The room was packed and the crowd listened rapt as Saklikar read from her work. Before reading, this woman, wife, lawyer and niece of some of the lost ones, thanked the audience for being there to witness, from a poetic perspective, her meditations on the tangled memories of the deliberate sabotage of an airplane load of travelers in June 1985.
The book, she says, chose her, insisted on being written by her, even though she felt unequal to the task. It is not easy to speak of the notorious murder of 329 people, "82 of them children under 13," as she reminded us. The one most of the the killers got away with.
The questions raised by this poet and this work are difficult and troublesome and of great consequence.
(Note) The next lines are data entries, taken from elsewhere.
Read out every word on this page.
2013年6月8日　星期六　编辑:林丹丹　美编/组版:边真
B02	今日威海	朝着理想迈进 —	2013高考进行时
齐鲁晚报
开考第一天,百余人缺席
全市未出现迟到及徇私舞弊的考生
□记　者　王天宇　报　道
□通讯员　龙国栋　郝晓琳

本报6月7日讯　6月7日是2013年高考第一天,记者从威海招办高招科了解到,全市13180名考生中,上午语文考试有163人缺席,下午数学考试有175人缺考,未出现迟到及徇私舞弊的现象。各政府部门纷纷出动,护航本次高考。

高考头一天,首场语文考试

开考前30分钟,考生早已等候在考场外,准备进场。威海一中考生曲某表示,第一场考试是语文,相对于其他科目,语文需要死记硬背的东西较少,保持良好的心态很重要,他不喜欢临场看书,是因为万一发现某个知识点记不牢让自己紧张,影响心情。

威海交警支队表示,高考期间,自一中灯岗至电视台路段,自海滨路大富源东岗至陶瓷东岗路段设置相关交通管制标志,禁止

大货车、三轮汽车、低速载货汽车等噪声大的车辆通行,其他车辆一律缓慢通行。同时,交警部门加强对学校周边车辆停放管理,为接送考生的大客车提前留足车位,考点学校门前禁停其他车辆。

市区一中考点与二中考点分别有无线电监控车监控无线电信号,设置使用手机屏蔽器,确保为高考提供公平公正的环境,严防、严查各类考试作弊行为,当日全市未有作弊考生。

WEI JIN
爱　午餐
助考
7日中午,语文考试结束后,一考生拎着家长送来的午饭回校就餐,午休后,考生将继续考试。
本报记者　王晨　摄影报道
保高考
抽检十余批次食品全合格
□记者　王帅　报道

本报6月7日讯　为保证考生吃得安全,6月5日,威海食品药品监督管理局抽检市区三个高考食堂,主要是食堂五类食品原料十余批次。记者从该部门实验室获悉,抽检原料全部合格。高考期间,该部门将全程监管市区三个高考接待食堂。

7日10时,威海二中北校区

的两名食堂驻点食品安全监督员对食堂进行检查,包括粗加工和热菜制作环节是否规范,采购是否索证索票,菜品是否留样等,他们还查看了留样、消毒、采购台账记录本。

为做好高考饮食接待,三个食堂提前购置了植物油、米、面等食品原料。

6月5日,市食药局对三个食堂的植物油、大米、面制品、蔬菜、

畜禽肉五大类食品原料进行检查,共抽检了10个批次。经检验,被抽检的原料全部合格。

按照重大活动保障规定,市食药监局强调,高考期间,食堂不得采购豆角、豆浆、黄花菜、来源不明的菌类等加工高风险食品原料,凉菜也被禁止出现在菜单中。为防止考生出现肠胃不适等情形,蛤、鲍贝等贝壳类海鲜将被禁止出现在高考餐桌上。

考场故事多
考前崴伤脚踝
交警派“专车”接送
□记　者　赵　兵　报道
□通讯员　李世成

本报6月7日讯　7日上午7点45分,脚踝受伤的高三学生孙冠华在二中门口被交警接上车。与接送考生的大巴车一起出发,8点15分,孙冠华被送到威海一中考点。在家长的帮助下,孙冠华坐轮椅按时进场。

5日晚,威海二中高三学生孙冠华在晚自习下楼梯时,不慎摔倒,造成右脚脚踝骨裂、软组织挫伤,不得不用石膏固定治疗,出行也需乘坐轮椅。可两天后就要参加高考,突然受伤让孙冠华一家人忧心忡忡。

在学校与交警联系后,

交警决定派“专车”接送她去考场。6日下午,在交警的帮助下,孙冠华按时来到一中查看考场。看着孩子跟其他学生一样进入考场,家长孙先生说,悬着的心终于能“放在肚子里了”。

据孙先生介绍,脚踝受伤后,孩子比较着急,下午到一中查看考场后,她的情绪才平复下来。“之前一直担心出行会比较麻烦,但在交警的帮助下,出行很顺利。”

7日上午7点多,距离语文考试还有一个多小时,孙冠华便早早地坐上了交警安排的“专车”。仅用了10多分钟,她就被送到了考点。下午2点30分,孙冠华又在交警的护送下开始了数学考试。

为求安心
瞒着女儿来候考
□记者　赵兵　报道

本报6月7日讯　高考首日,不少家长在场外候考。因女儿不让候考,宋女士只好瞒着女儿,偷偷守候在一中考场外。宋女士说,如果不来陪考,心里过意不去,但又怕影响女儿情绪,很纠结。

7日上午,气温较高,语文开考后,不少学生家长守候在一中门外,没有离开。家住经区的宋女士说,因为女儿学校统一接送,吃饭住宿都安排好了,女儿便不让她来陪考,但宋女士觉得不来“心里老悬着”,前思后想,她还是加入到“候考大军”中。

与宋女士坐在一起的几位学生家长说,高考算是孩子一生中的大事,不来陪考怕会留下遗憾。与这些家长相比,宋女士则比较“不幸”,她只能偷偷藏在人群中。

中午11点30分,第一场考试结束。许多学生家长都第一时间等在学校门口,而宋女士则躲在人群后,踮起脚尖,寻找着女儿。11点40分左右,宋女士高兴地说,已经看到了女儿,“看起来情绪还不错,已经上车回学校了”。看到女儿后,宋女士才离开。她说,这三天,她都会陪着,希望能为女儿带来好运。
What does it mean to live in a society where a belated and bungled and costly judicial process fails to call anyone to account for the mass murder of a routine planeload of travelers? How are we all, as members of this society, implicated in that dreadful history?
The poet does not rant or complain or judge. Instead, she patiently researches many documents about this real event. She writes in response to her findings, shows us her images, asks us to consider them. And with each one presented, she reminds us "Another version of this moment exists."
Let us witness with her; let us opens our eyes, ears, hearts; stop to consider, to face, to remember.